In a small bowl, add the chocolate chips and oil and microwave in 30-second increments until the chips have melted. This usually takes a minute in my microwave. Next, line your molds with one layer of melted chocolate. Add 2-3 tablespoons of the melted chocolate into the mold and spread it out. Use a pastry brush or the back of a spoon. Freeze while you prepare the filling.
Prepare the filling
Make the pistachio butter by adding 2 cups of raw, unsalted, and shelled pistachios to a food processor, grinding till you have a smooth and runny butter. This can take 10-15 minutes. Please note that you may need to stop in between as the food processor can heat up. Set aside.Crush the rice chex into smaller pieces. I usually add them to a zip-top bag and crush them with a rolling pin or my hands. Then, add the chex, pistachio butter, maple syrup, and tahini to a small bowl and mix until combined.

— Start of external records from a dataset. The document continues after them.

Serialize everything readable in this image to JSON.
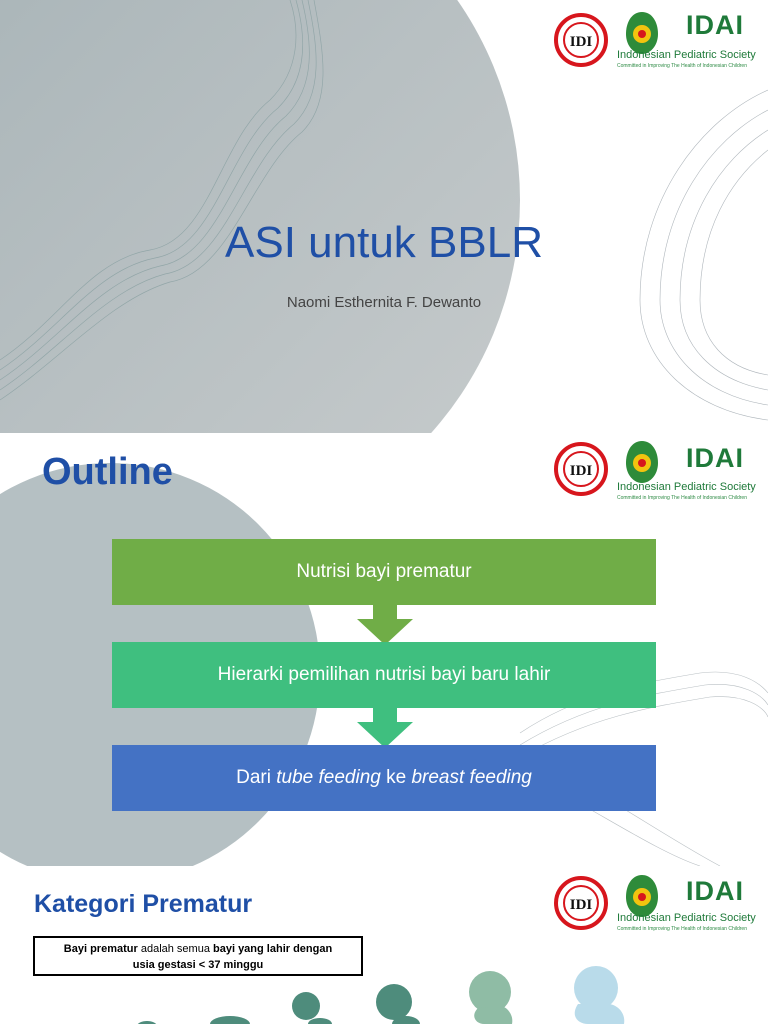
{
  "logos": {
    "idi_text": "IDI",
    "idai_word": "IDAI",
    "idai_name": "Indonesian Pediatric Society",
    "idai_tagline": "Committed in Improving The Health of Indonesian Children"
  },
  "slide1": {
    "title": "ASI untuk BBLR",
    "author": "Naomi Esthernita F. Dewanto"
  },
  "slide2": {
    "title": "Outline",
    "items": [
      {
        "label": "Nutrisi bayi prematur",
        "color": "#70ad47"
      },
      {
        "label": "Hierarki pemilihan nutrisi bayi baru lahir",
        "color": "#3fbf7f"
      },
      {
        "label_pre": "Dari ",
        "label_em1": "tube feeding",
        "label_mid": " ke ",
        "label_em2": "breast feeding",
        "color": "#4472c4"
      }
    ],
    "arrow_colors": [
      "#70ad47",
      "#3fbf7f"
    ]
  },
  "slide3": {
    "title": "Kategori Prematur",
    "definition": {
      "bold1": "Bayi prematur",
      "normal": " adalah semua ",
      "bold2": "bayi yang lahir dengan",
      "line2": "usia gestasi < 37 minggu"
    }
  },
  "colors": {
    "title_blue": "#1f4fa6",
    "idai_green": "#1f7a3a",
    "idi_red": "#d7161d"
  }
}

Take the molds out of the freezer and divide the filling between the two. Using the back of a spoon or an icing spatula, pack it in tightly and then pour more melted chocolate over the top. Use a pastry brush, icing spatula, or the back of a spoon to spread and smooth the chocolate evenly. Place them back in the freezer for 10-20 minutes to set completely.

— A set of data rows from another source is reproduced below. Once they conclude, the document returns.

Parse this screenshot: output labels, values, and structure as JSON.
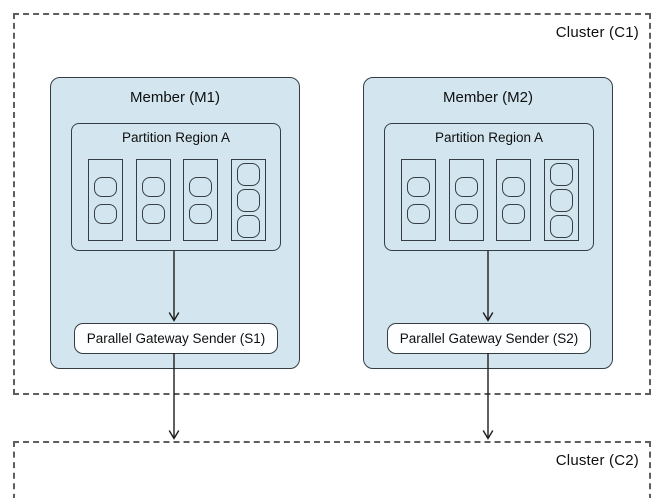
{
  "clusters": {
    "c1_label": "Cluster (C1)",
    "c2_label": "Cluster (C2)"
  },
  "members": [
    {
      "title": "Member (M1)",
      "partition_title": "Partition Region A",
      "bucket_entry_counts": [
        2,
        2,
        2,
        3
      ],
      "sender_label": "Parallel Gateway Sender (S1)"
    },
    {
      "title": "Member (M2)",
      "partition_title": "Partition Region A",
      "bucket_entry_counts": [
        2,
        2,
        2,
        3
      ],
      "sender_label": "Parallel Gateway Sender (S2)"
    }
  ],
  "colors": {
    "member_fill": "#d3e6ef",
    "sender_fill": "#fdfeff",
    "box_border": "#363e44",
    "dash_border": "#5e5e5e",
    "arrow": "#1d1d1d"
  }
}
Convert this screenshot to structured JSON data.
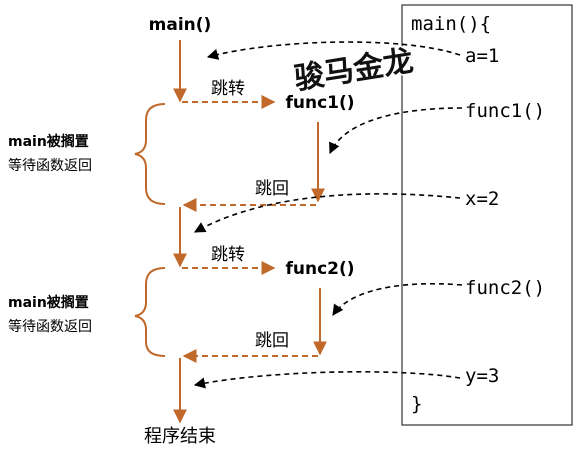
{
  "flow": {
    "main_label": "main()",
    "func1_label": "func1()",
    "func2_label": "func2()",
    "jump_to_1": "跳转",
    "jump_back_1": "跳回",
    "jump_to_2": "跳转",
    "jump_back_2": "跳回",
    "end_label": "程序结束"
  },
  "notes": {
    "pause_1_line1": "main被搁置",
    "pause_1_line2": "等待函数返回",
    "pause_2_line1": "main被搁置",
    "pause_2_line2": "等待函数返回"
  },
  "code": {
    "line_open": "main(){",
    "line_a": "a=1",
    "line_func1": "func1()",
    "line_x": "x=2",
    "line_func2": "func2()",
    "line_y": "y=3",
    "line_close": "}"
  },
  "watermark": "骏马金龙",
  "colors": {
    "flow": "#c0692a",
    "dark": "#000000"
  }
}
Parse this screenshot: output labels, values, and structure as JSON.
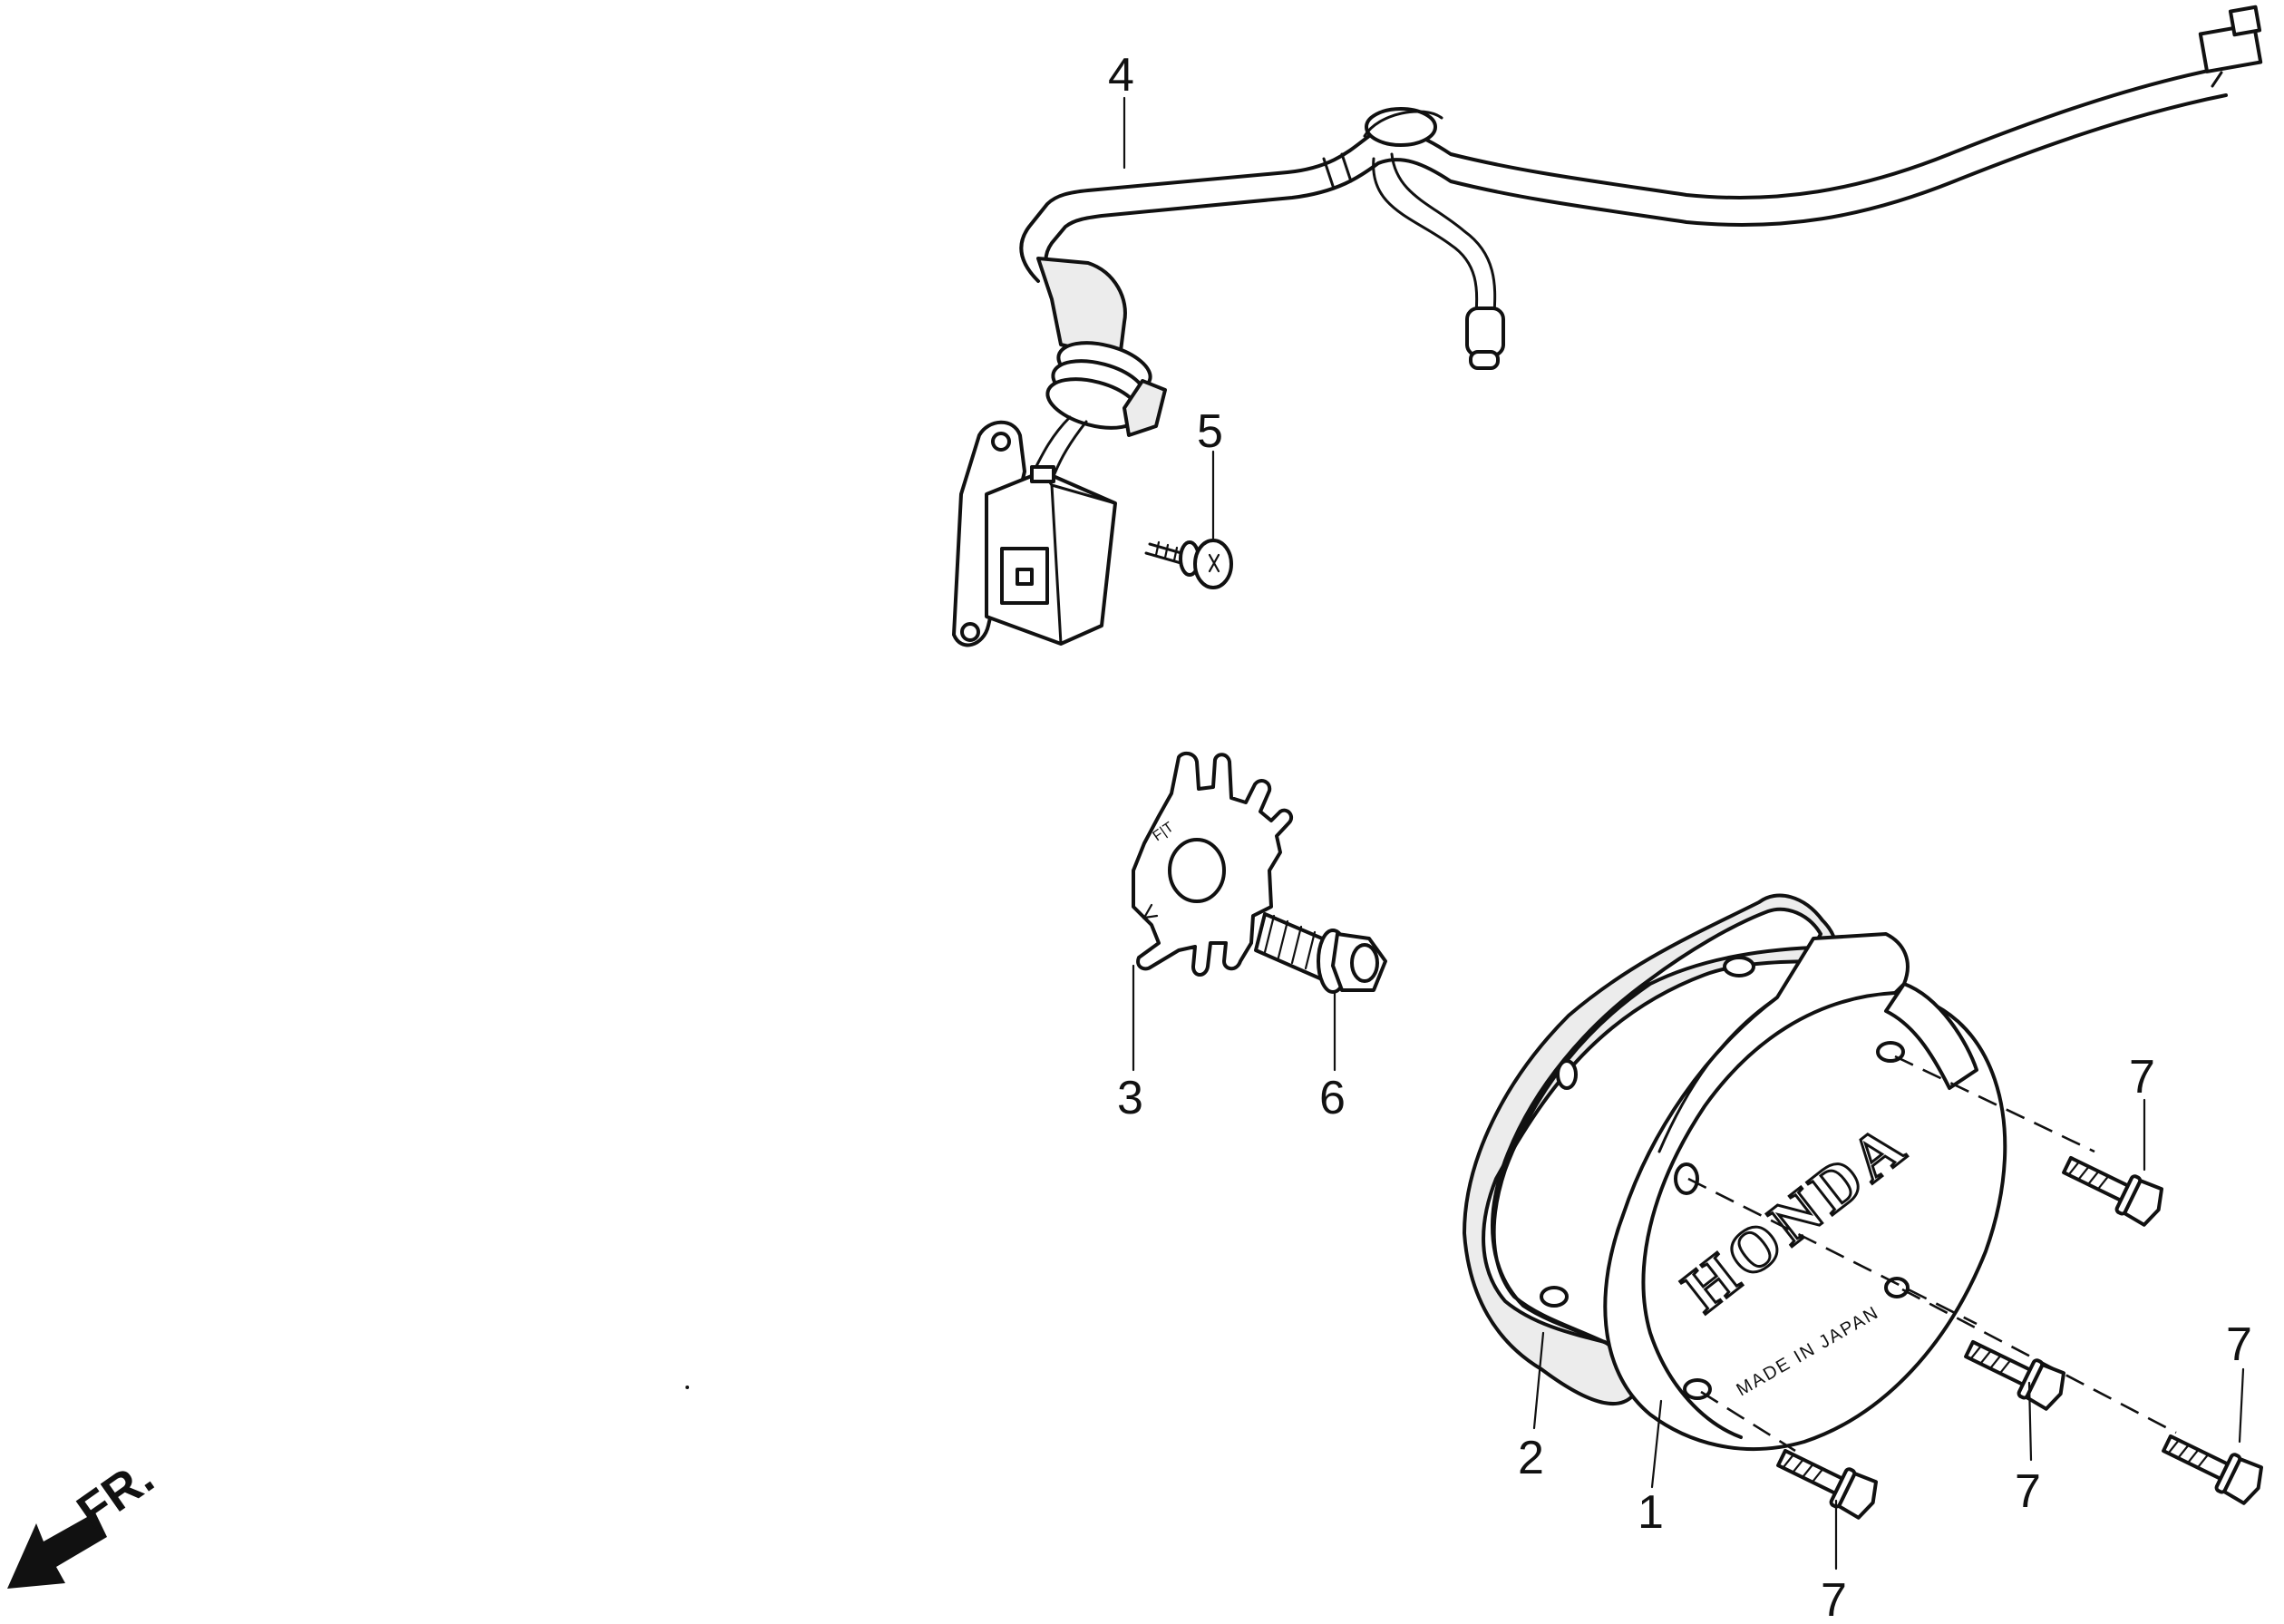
{
  "callouts": [
    "1",
    "2",
    "3",
    "4",
    "5",
    "6",
    "7"
  ],
  "cover": {
    "brand_text": "HONDA",
    "origin_text": "MADE IN JAPAN"
  },
  "rotor": {
    "marking": "F|T"
  },
  "direction": {
    "label": "FR."
  }
}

Unmold the chocolate, sprinkle with sea salt if using, and give it 2-5 minutes to rest before biting in!
Video
Notes
Make sure your Rice chex is gluten-free. Rice crispies were my first choice, but they have malt as an ingredient. Malt is made with wheat.
Pistachio butter can be made at home or buy-one ingredient pistachio butter from the store. The original recipe uses pistachio cream that contains sugar and other additives so I prefer to use pistachio butter. To make pistachio butter at home, add 2 cups of unsalted, unroasted, shelled pistachios into a food processor and grind till you get a runny butter. This usually takes 10-15 minutes. If using store-bought pistachio butter, add 7-8 ounces.
The success of this chocolate bar depends heavily on the chocolate, so make sure to use the best quality chocolate available.
Don't skip the freezer time. You want the chocolate to set completely before unmolding it.
Use a silicone mold for best results. It comes off much cleaner than plastic molds. If you can't find a silicone mold, use a parchment-lined loaf pan to get a similar shape.